Faucett, E. A., Larsen, B. T., Khan, R., Chiu, A. G., & Chang, E. H. (2016). A Diagnostic Dilemma: Multiple Primary Intracranial Tumors Without Vestibular Schwannomas. The Annals of otology, rhinology, and laryngology, 125(11), 938-942.

Sinonasal schwannomas with intracranial extension are exceedingly rare, with only 7 cases reported in the literature. Schwannomas can be isolated or multiple and are commonly associated with familial disorders such as neurofibromatosis 2 (NF 2) or familial schwannomatosis or in sporadic cases seen in sporadic schwannomatosis. Nearly all people with NF2 older than 30 years of age will have the hallmark of bilateral vestibular schwannomas (VS). This case highlights a reported case of an adult with separate primary intracranial tumors. We review the diagnostic criteria of NF2 and schwannomatosis, a recently described third variant of neurofibromatosis. In this case, we incorporate family history, histopathology, and the pathophysiology of both disorders to help determine a diagnosis for this patient.

Williams, A. L., Calton, J. B., Chiu, A. G., & Chang, E. H. (2015). Dead or alive: Deoxyribonuclease I sensitive bacteria and implications for the sinus microbiome. American journal of rhinology & allergy.

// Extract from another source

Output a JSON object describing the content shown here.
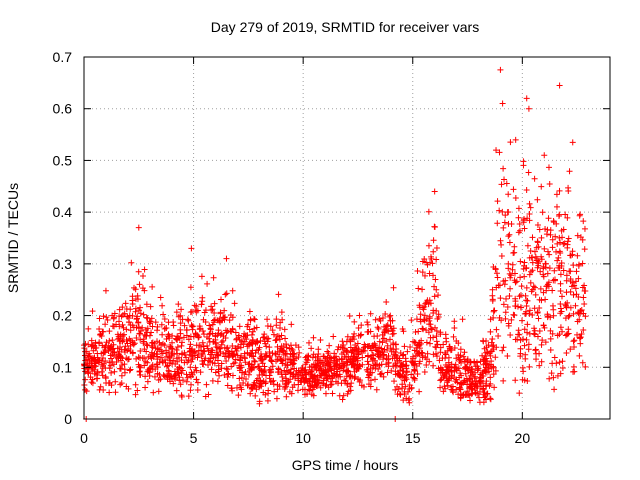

Recently, there has been tremendous interest in the sinus microbiome and how it relates to disease. However, a lack of a standardized sample collection and DNA extraction methods makes comparison of results across studies nearly impossible. Furthermore, current techniques fail to identify which components of the microbiome are actually alive within the host at the time of sampling.

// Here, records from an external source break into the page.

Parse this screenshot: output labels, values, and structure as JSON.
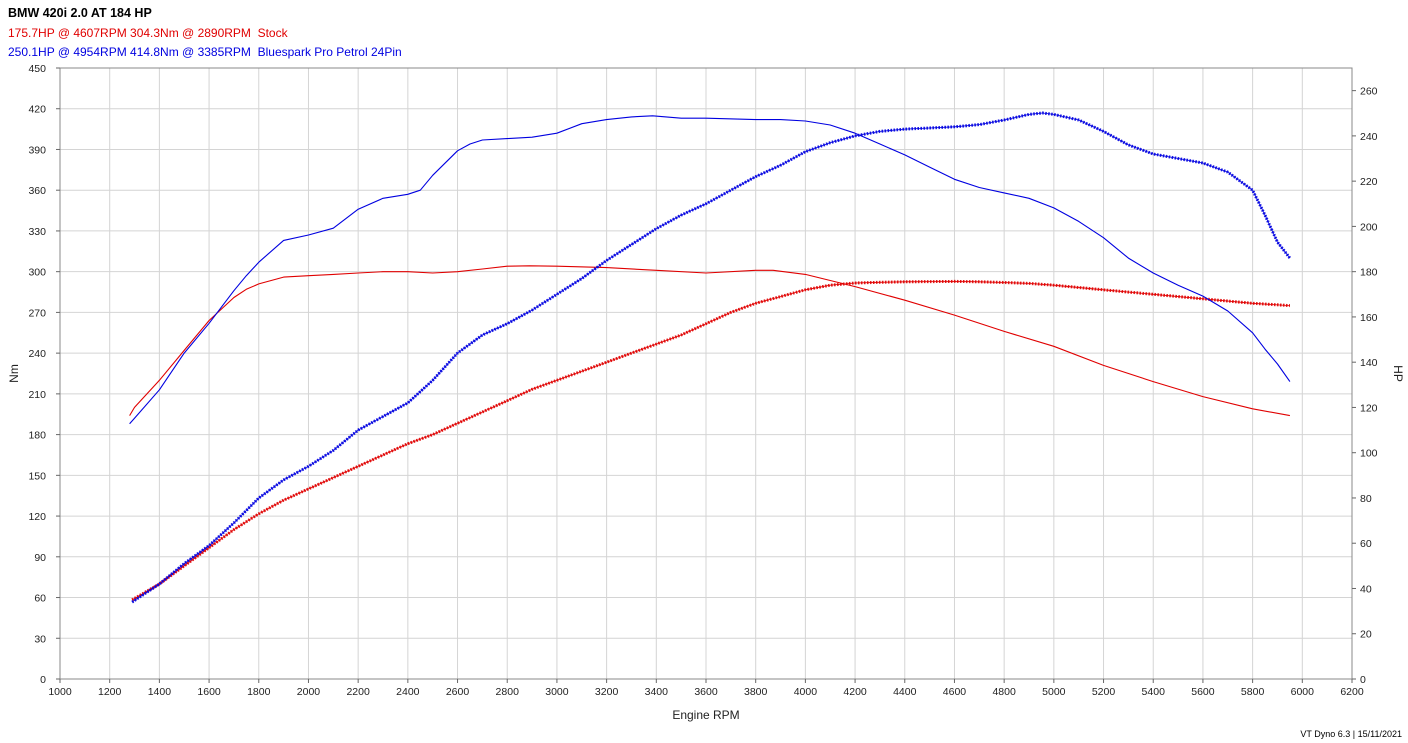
{
  "header": {
    "title": "BMW 420i 2.0 AT 184 HP",
    "stock_line": "175.7HP @ 4607RPM 304.3Nm @ 2890RPM  Stock",
    "tuned_line": "250.1HP @ 4954RPM 414.8Nm @ 3385RPM  Bluespark Pro Petrol 24Pin"
  },
  "footer": "VT Dyno 6.3 | 15/11/2021",
  "colors": {
    "stock": "#e00000",
    "tuned": "#0000e0",
    "grid": "#d4d4d4"
  },
  "chart_data": {
    "type": "line",
    "xlabel": "Engine RPM",
    "ylabel_left": "Nm",
    "ylabel_right": "HP",
    "xlim": [
      1000,
      6200
    ],
    "x_ticks": [
      1000,
      1200,
      1400,
      1600,
      1800,
      2000,
      2200,
      2400,
      2600,
      2800,
      3000,
      3200,
      3400,
      3600,
      3800,
      4000,
      4200,
      4400,
      4600,
      4800,
      5000,
      5200,
      5400,
      5600,
      5800,
      6000,
      6200
    ],
    "ylim_left": [
      0,
      450
    ],
    "y_ticks_left": [
      0,
      30,
      60,
      90,
      120,
      150,
      180,
      210,
      240,
      270,
      300,
      330,
      360,
      390,
      420,
      450
    ],
    "ylim_right": [
      0,
      270
    ],
    "y_ticks_right": [
      0,
      20,
      40,
      60,
      80,
      100,
      120,
      140,
      160,
      180,
      200,
      220,
      240,
      260
    ],
    "grid": true,
    "series": [
      {
        "name": "Stock",
        "quantity": "torque",
        "axis": "left",
        "color": "#e00000",
        "x": [
          1280,
          1300,
          1400,
          1500,
          1600,
          1700,
          1750,
          1800,
          1900,
          2000,
          2100,
          2200,
          2300,
          2400,
          2500,
          2600,
          2700,
          2800,
          2890,
          3000,
          3200,
          3400,
          3600,
          3800,
          3870,
          4000,
          4200,
          4400,
          4600,
          4800,
          5000,
          5200,
          5400,
          5600,
          5800,
          5950
        ],
        "y": [
          194,
          200,
          220,
          242,
          264,
          281,
          287,
          291,
          296,
          297,
          298,
          299,
          300,
          300,
          299,
          300,
          302,
          304,
          304.3,
          304,
          303,
          301,
          299,
          301,
          301,
          298,
          289,
          279,
          268,
          256,
          245,
          231,
          219,
          208,
          199,
          194
        ]
      },
      {
        "name": "Stock",
        "quantity": "power",
        "axis": "right",
        "color": "#e00000",
        "x": [
          1290,
          1400,
          1500,
          1600,
          1700,
          1800,
          1900,
          2000,
          2100,
          2200,
          2300,
          2400,
          2500,
          2600,
          2700,
          2800,
          2900,
          3000,
          3100,
          3200,
          3300,
          3400,
          3500,
          3600,
          3700,
          3800,
          3900,
          4000,
          4100,
          4200,
          4300,
          4400,
          4500,
          4607,
          4700,
          4800,
          4900,
          5000,
          5200,
          5400,
          5600,
          5800,
          5950
        ],
        "y": [
          35,
          42,
          50,
          58,
          66,
          73,
          79,
          84,
          89,
          94,
          99,
          104,
          108,
          113,
          118,
          123,
          128,
          132,
          136,
          140,
          144,
          148,
          152,
          157,
          162,
          166,
          169,
          172,
          174,
          175,
          175.3,
          175.5,
          175.6,
          175.7,
          175.5,
          175.2,
          174.8,
          174,
          172,
          170,
          168,
          166,
          165
        ]
      },
      {
        "name": "Bluespark Pro Petrol 24Pin",
        "quantity": "torque",
        "axis": "left",
        "color": "#0000e0",
        "x": [
          1280,
          1300,
          1400,
          1500,
          1600,
          1700,
          1750,
          1800,
          1900,
          2000,
          2100,
          2200,
          2300,
          2400,
          2450,
          2500,
          2600,
          2650,
          2700,
          2800,
          2900,
          3000,
          3100,
          3200,
          3300,
          3385,
          3500,
          3600,
          3800,
          3900,
          4000,
          4100,
          4200,
          4300,
          4400,
          4500,
          4600,
          4700,
          4800,
          4900,
          5000,
          5100,
          5200,
          5300,
          5400,
          5500,
          5600,
          5700,
          5800,
          5850,
          5900,
          5950
        ],
        "y": [
          188,
          192,
          213,
          240,
          262,
          286,
          297,
          307,
          323,
          327,
          332,
          346,
          354,
          357,
          360,
          371,
          389,
          394,
          397,
          398,
          399,
          402,
          409,
          412,
          414,
          414.8,
          413,
          413,
          412,
          412,
          411,
          408,
          402,
          394,
          386,
          377,
          368,
          362,
          358,
          354,
          347,
          337,
          325,
          310,
          299,
          290,
          282,
          271,
          255,
          243,
          232,
          219
        ]
      },
      {
        "name": "Bluespark Pro Petrol 24Pin",
        "quantity": "power",
        "axis": "right",
        "color": "#0000e0",
        "x": [
          1290,
          1400,
          1500,
          1600,
          1700,
          1800,
          1900,
          2000,
          2100,
          2200,
          2300,
          2400,
          2450,
          2500,
          2600,
          2700,
          2800,
          2900,
          3000,
          3100,
          3200,
          3300,
          3400,
          3500,
          3600,
          3700,
          3800,
          3900,
          4000,
          4100,
          4200,
          4300,
          4400,
          4500,
          4600,
          4700,
          4800,
          4900,
          4954,
          5000,
          5100,
          5200,
          5300,
          5400,
          5500,
          5600,
          5700,
          5800,
          5850,
          5900,
          5950
        ],
        "y": [
          34,
          42,
          51,
          59,
          69,
          80,
          88,
          94,
          101,
          110,
          116,
          122,
          127,
          132,
          144,
          152,
          157,
          163,
          170,
          177,
          185,
          192,
          199,
          205,
          210,
          216,
          222,
          227,
          233,
          237,
          240,
          242,
          243,
          243.5,
          244,
          245,
          247,
          249.5,
          250.1,
          249.5,
          247,
          242,
          236,
          232,
          230,
          228,
          224,
          216,
          205,
          193,
          186
        ]
      }
    ]
  }
}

Sinn, P. L., Cooney, A. L., Oakland, M., Dylla, D. E., Wallen, T. J., Pezzulo, A. A., Chang, E. H., & McCray, P. B. (2012). Lentiviral vector gene transfer to porcine airways. Molecular therapy. Nucleic acids, 1, e56.

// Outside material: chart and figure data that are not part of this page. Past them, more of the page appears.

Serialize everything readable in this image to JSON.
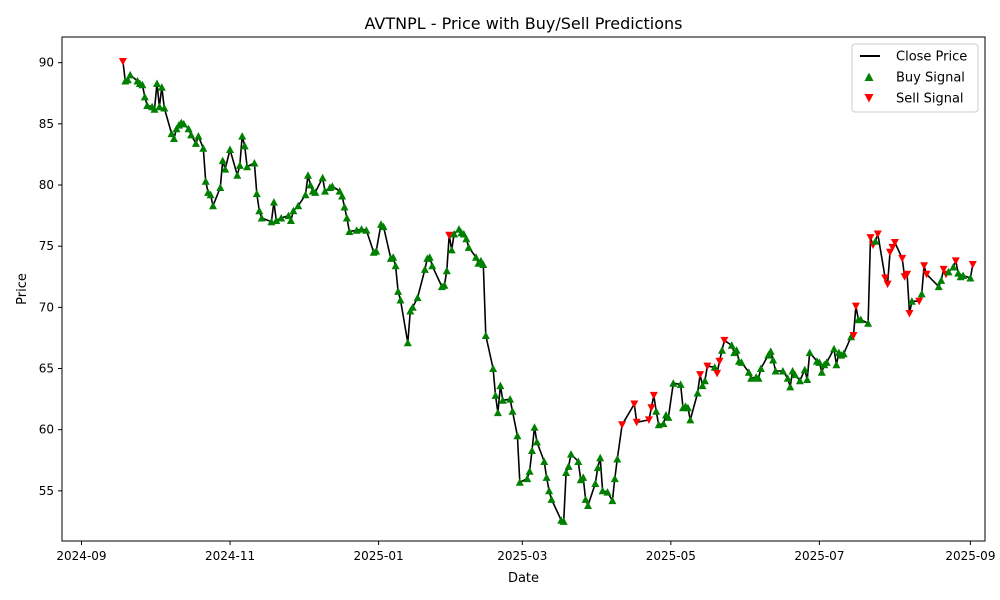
{
  "chart_data": {
    "type": "line",
    "title": "AVTNPL - Price with Buy/Sell Predictions",
    "xlabel": "Date",
    "ylabel": "Price",
    "xlim": [
      "2024-08-24",
      "2025-09-07"
    ],
    "ylim": [
      50.9,
      92.1
    ],
    "x_ticks": [
      "2024-09-01",
      "2024-11-01",
      "2025-01-01",
      "2025-03-01",
      "2025-05-01",
      "2025-07-01",
      "2025-09-01"
    ],
    "x_tick_labels": [
      "2024-09",
      "2024-11",
      "2025-01",
      "2025-03",
      "2025-05",
      "2025-07",
      "2025-09"
    ],
    "y_ticks": [
      55,
      60,
      65,
      70,
      75,
      80,
      85,
      90
    ],
    "y_tick_labels": [
      "55",
      "60",
      "65",
      "70",
      "75",
      "80",
      "85",
      "90"
    ],
    "grid": false,
    "legend": {
      "position": "top-right",
      "entries": [
        {
          "label": "Close Price",
          "kind": "line",
          "color": "#000000"
        },
        {
          "label": "Buy Signal",
          "kind": "triangle-up",
          "color": "#008000"
        },
        {
          "label": "Sell Signal",
          "kind": "triangle-down",
          "color": "#ff0000"
        }
      ]
    },
    "colors": {
      "line": "#000000",
      "buy": "#008000",
      "sell": "#ff0000"
    },
    "series": [
      {
        "name": "Close Price",
        "points": [
          [
            "2024-09-18",
            90.1
          ],
          [
            "2024-09-19",
            88.5
          ],
          [
            "2024-09-20",
            88.6
          ],
          [
            "2024-09-21",
            89.0
          ],
          [
            "2024-09-24",
            88.5
          ],
          [
            "2024-09-25",
            88.3
          ],
          [
            "2024-09-26",
            88.2
          ],
          [
            "2024-09-27",
            87.2
          ],
          [
            "2024-09-28",
            86.5
          ],
          [
            "2024-09-30",
            86.4
          ],
          [
            "2024-10-01",
            86.2
          ],
          [
            "2024-10-02",
            88.3
          ],
          [
            "2024-10-03",
            86.4
          ],
          [
            "2024-10-04",
            88.0
          ],
          [
            "2024-10-05",
            86.3
          ],
          [
            "2024-10-08",
            84.2
          ],
          [
            "2024-10-09",
            83.8
          ],
          [
            "2024-10-10",
            84.6
          ],
          [
            "2024-10-11",
            84.9
          ],
          [
            "2024-10-12",
            85.1
          ],
          [
            "2024-10-13",
            85.0
          ],
          [
            "2024-10-15",
            84.6
          ],
          [
            "2024-10-16",
            84.1
          ],
          [
            "2024-10-18",
            83.4
          ],
          [
            "2024-10-19",
            84.0
          ],
          [
            "2024-10-21",
            83.0
          ],
          [
            "2024-10-22",
            80.3
          ],
          [
            "2024-10-23",
            79.4
          ],
          [
            "2024-10-24",
            79.2
          ],
          [
            "2024-10-25",
            78.3
          ],
          [
            "2024-10-28",
            79.8
          ],
          [
            "2024-10-29",
            82.0
          ],
          [
            "2024-10-30",
            81.3
          ],
          [
            "2024-11-01",
            82.9
          ],
          [
            "2024-11-04",
            80.8
          ],
          [
            "2024-11-05",
            81.6
          ],
          [
            "2024-11-06",
            84.0
          ],
          [
            "2024-11-07",
            83.2
          ],
          [
            "2024-11-08",
            81.5
          ],
          [
            "2024-11-11",
            81.8
          ],
          [
            "2024-11-12",
            79.3
          ],
          [
            "2024-11-13",
            77.9
          ],
          [
            "2024-11-14",
            77.3
          ],
          [
            "2024-11-18",
            77.0
          ],
          [
            "2024-11-19",
            78.6
          ],
          [
            "2024-11-20",
            77.1
          ],
          [
            "2024-11-22",
            77.3
          ],
          [
            "2024-11-25",
            77.5
          ],
          [
            "2024-11-26",
            77.1
          ],
          [
            "2024-11-27",
            77.9
          ],
          [
            "2024-11-29",
            78.3
          ],
          [
            "2024-12-02",
            79.2
          ],
          [
            "2024-12-03",
            80.8
          ],
          [
            "2024-12-04",
            80.0
          ],
          [
            "2024-12-05",
            79.5
          ],
          [
            "2024-12-06",
            79.4
          ],
          [
            "2024-12-09",
            80.6
          ],
          [
            "2024-12-10",
            79.5
          ],
          [
            "2024-12-12",
            79.8
          ],
          [
            "2024-12-13",
            79.9
          ],
          [
            "2024-12-16",
            79.5
          ],
          [
            "2024-12-17",
            79.1
          ],
          [
            "2024-12-18",
            78.2
          ],
          [
            "2024-12-19",
            77.3
          ],
          [
            "2024-12-20",
            76.2
          ],
          [
            "2024-12-23",
            76.3
          ],
          [
            "2024-12-25",
            76.4
          ],
          [
            "2024-12-27",
            76.3
          ],
          [
            "2024-12-30",
            74.5
          ],
          [
            "2024-12-31",
            74.6
          ],
          [
            "2025-01-02",
            76.8
          ],
          [
            "2025-01-03",
            76.6
          ],
          [
            "2025-01-06",
            74.0
          ],
          [
            "2025-01-07",
            74.1
          ],
          [
            "2025-01-08",
            73.4
          ],
          [
            "2025-01-09",
            71.3
          ],
          [
            "2025-01-10",
            70.6
          ],
          [
            "2025-01-13",
            67.1
          ],
          [
            "2025-01-14",
            69.7
          ],
          [
            "2025-01-15",
            70.0
          ],
          [
            "2025-01-17",
            70.8
          ],
          [
            "2025-01-20",
            73.1
          ],
          [
            "2025-01-21",
            74.0
          ],
          [
            "2025-01-22",
            74.1
          ],
          [
            "2025-01-23",
            73.4
          ],
          [
            "2025-01-27",
            71.7
          ],
          [
            "2025-01-28",
            71.8
          ],
          [
            "2025-01-29",
            73.0
          ],
          [
            "2025-01-30",
            75.9
          ],
          [
            "2025-01-31",
            74.7
          ],
          [
            "2025-02-01",
            76.0
          ],
          [
            "2025-02-03",
            76.4
          ],
          [
            "2025-02-04",
            76.1
          ],
          [
            "2025-02-05",
            76.0
          ],
          [
            "2025-02-06",
            75.6
          ],
          [
            "2025-02-07",
            74.9
          ],
          [
            "2025-02-10",
            74.1
          ],
          [
            "2025-02-11",
            73.6
          ],
          [
            "2025-02-12",
            73.8
          ],
          [
            "2025-02-13",
            73.5
          ],
          [
            "2025-02-14",
            67.7
          ],
          [
            "2025-02-17",
            65.0
          ],
          [
            "2025-02-18",
            62.8
          ],
          [
            "2025-02-19",
            61.4
          ],
          [
            "2025-02-20",
            63.6
          ],
          [
            "2025-02-21",
            62.4
          ],
          [
            "2025-02-24",
            62.5
          ],
          [
            "2025-02-25",
            61.5
          ],
          [
            "2025-02-27",
            59.5
          ],
          [
            "2025-02-28",
            55.7
          ],
          [
            "2025-03-03",
            56.0
          ],
          [
            "2025-03-04",
            56.6
          ],
          [
            "2025-03-05",
            58.3
          ],
          [
            "2025-03-06",
            60.2
          ],
          [
            "2025-03-07",
            59.0
          ],
          [
            "2025-03-10",
            57.4
          ],
          [
            "2025-03-11",
            56.1
          ],
          [
            "2025-03-12",
            55.0
          ],
          [
            "2025-03-13",
            54.3
          ],
          [
            "2025-03-17",
            52.6
          ],
          [
            "2025-03-18",
            52.5
          ],
          [
            "2025-03-19",
            56.5
          ],
          [
            "2025-03-20",
            57.0
          ],
          [
            "2025-03-21",
            58.0
          ],
          [
            "2025-03-24",
            57.4
          ],
          [
            "2025-03-25",
            55.9
          ],
          [
            "2025-03-26",
            56.1
          ],
          [
            "2025-03-27",
            54.3
          ],
          [
            "2025-03-28",
            53.8
          ],
          [
            "2025-03-31",
            55.6
          ],
          [
            "2025-04-01",
            56.9
          ],
          [
            "2025-04-02",
            57.7
          ],
          [
            "2025-04-03",
            55.0
          ],
          [
            "2025-04-05",
            54.9
          ],
          [
            "2025-04-07",
            54.2
          ],
          [
            "2025-04-08",
            56.0
          ],
          [
            "2025-04-09",
            57.6
          ],
          [
            "2025-04-11",
            60.4
          ],
          [
            "2025-04-16",
            62.1
          ],
          [
            "2025-04-17",
            60.6
          ],
          [
            "2025-04-22",
            60.8
          ],
          [
            "2025-04-23",
            61.8
          ],
          [
            "2025-04-24",
            62.8
          ],
          [
            "2025-04-25",
            61.5
          ],
          [
            "2025-04-26",
            60.4
          ],
          [
            "2025-04-28",
            60.5
          ],
          [
            "2025-04-29",
            61.2
          ],
          [
            "2025-04-30",
            61.0
          ],
          [
            "2025-05-02",
            63.8
          ],
          [
            "2025-05-05",
            63.7
          ],
          [
            "2025-05-06",
            61.8
          ],
          [
            "2025-05-07",
            61.9
          ],
          [
            "2025-05-08",
            61.8
          ],
          [
            "2025-05-09",
            60.8
          ],
          [
            "2025-05-12",
            63.0
          ],
          [
            "2025-05-13",
            64.5
          ],
          [
            "2025-05-14",
            63.6
          ],
          [
            "2025-05-15",
            64.0
          ],
          [
            "2025-05-16",
            65.2
          ],
          [
            "2025-05-19",
            65.1
          ],
          [
            "2025-05-20",
            64.6
          ],
          [
            "2025-05-21",
            65.6
          ],
          [
            "2025-05-22",
            66.5
          ],
          [
            "2025-05-23",
            67.3
          ],
          [
            "2025-05-26",
            66.9
          ],
          [
            "2025-05-27",
            66.3
          ],
          [
            "2025-05-28",
            66.5
          ],
          [
            "2025-05-29",
            65.6
          ],
          [
            "2025-05-30",
            65.5
          ],
          [
            "2025-06-02",
            64.7
          ],
          [
            "2025-06-03",
            64.2
          ],
          [
            "2025-06-05",
            64.3
          ],
          [
            "2025-06-06",
            64.2
          ],
          [
            "2025-06-07",
            65.0
          ],
          [
            "2025-06-10",
            66.1
          ],
          [
            "2025-06-11",
            66.4
          ],
          [
            "2025-06-12",
            65.7
          ],
          [
            "2025-06-13",
            64.8
          ],
          [
            "2025-06-16",
            64.8
          ],
          [
            "2025-06-18",
            64.2
          ],
          [
            "2025-06-19",
            63.5
          ],
          [
            "2025-06-20",
            64.8
          ],
          [
            "2025-06-21",
            64.5
          ],
          [
            "2025-06-23",
            64.0
          ],
          [
            "2025-06-25",
            64.9
          ],
          [
            "2025-06-26",
            64.1
          ],
          [
            "2025-06-27",
            66.3
          ],
          [
            "2025-06-30",
            65.6
          ],
          [
            "2025-07-01",
            65.5
          ],
          [
            "2025-07-02",
            64.7
          ],
          [
            "2025-07-03",
            65.3
          ],
          [
            "2025-07-04",
            65.5
          ],
          [
            "2025-07-07",
            66.6
          ],
          [
            "2025-07-08",
            65.3
          ],
          [
            "2025-07-09",
            66.3
          ],
          [
            "2025-07-10",
            66.1
          ],
          [
            "2025-07-11",
            66.2
          ],
          [
            "2025-07-14",
            67.6
          ],
          [
            "2025-07-15",
            67.7
          ],
          [
            "2025-07-16",
            70.1
          ],
          [
            "2025-07-17",
            69.0
          ],
          [
            "2025-07-18",
            69.0
          ],
          [
            "2025-07-21",
            68.7
          ],
          [
            "2025-07-22",
            75.7
          ],
          [
            "2025-07-23",
            75.1
          ],
          [
            "2025-07-24",
            75.4
          ],
          [
            "2025-07-25",
            76.0
          ],
          [
            "2025-07-28",
            72.4
          ],
          [
            "2025-07-29",
            71.9
          ],
          [
            "2025-07-30",
            74.5
          ],
          [
            "2025-07-31",
            74.9
          ],
          [
            "2025-08-01",
            75.3
          ],
          [
            "2025-08-04",
            74.0
          ],
          [
            "2025-08-05",
            72.5
          ],
          [
            "2025-08-06",
            72.7
          ],
          [
            "2025-08-07",
            69.5
          ],
          [
            "2025-08-08",
            70.5
          ],
          [
            "2025-08-11",
            70.5
          ],
          [
            "2025-08-12",
            71.1
          ],
          [
            "2025-08-13",
            73.4
          ],
          [
            "2025-08-14",
            72.7
          ],
          [
            "2025-08-19",
            71.7
          ],
          [
            "2025-08-20",
            72.2
          ],
          [
            "2025-08-21",
            73.1
          ],
          [
            "2025-08-22",
            72.7
          ],
          [
            "2025-08-23",
            72.9
          ],
          [
            "2025-08-25",
            73.3
          ],
          [
            "2025-08-26",
            73.8
          ],
          [
            "2025-08-27",
            72.8
          ],
          [
            "2025-08-28",
            72.5
          ],
          [
            "2025-08-29",
            72.6
          ],
          [
            "2025-09-01",
            72.4
          ],
          [
            "2025-09-02",
            73.5
          ]
        ]
      }
    ],
    "sell_dates": [
      "2024-09-18",
      "2025-01-30",
      "2025-04-11",
      "2025-04-16",
      "2025-04-17",
      "2025-04-22",
      "2025-04-23",
      "2025-04-24",
      "2025-05-13",
      "2025-05-16",
      "2025-05-20",
      "2025-05-21",
      "2025-05-23",
      "2025-07-15",
      "2025-07-16",
      "2025-07-22",
      "2025-07-23",
      "2025-07-25",
      "2025-07-28",
      "2025-07-29",
      "2025-07-30",
      "2025-07-31",
      "2025-08-01",
      "2025-08-04",
      "2025-08-05",
      "2025-08-06",
      "2025-08-07",
      "2025-08-11",
      "2025-08-13",
      "2025-08-14",
      "2025-08-21",
      "2025-08-22",
      "2025-08-26",
      "2025-09-02"
    ]
  }
}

In this study, we investigated lentiviral vector development and transduction efficiencies in well-differentiated primary cultures of pig airway epithelia (PAE) and wild-type pigs in vivo. We noted gene transfer efficiencies similar to that observed for human airway epithelia (HAE). Interestingly, feline immunodeficiency virus (FIV)-based vectors transduced immortalized pig cells as well as pig primary cells more efficiently than HIV-1-based vectors. PAE express TRIM5α, a well-characterized species-specific lentiviral restriction factor. We contrasted the restrictive properties of porcine TRIM5α against FIV- and HIV-based vectors using gain and loss of function approaches. We observed no effect on HIV-1 or FIV conferred transgene expression in response to porcine TRIM5α overexpression or knockdown. To evaluate the ability of GP64-FIV to transduce porcine airways in vivo, we delivered vector expressing mCherry to the tracheal lobe of the lung and the ethmoid sinus of 4-week-old pigs. One week later, epithelial cells expressing mCherry were readily detected. Our findings indicate that pseudotyped FIV vectors confer similar tropisms in porcine epithelia as observed in human HAE and provide further support for the selection of GP64 as an appropriate envelope pseudotype for future preclinical gene therapy studies in the porcine model of cystic fibrosis (CF).Molecular Therapy - Nucleic Acids (2012) 1, e56; doi:10.1038/mtna.2012.47; published online 27 November 2012.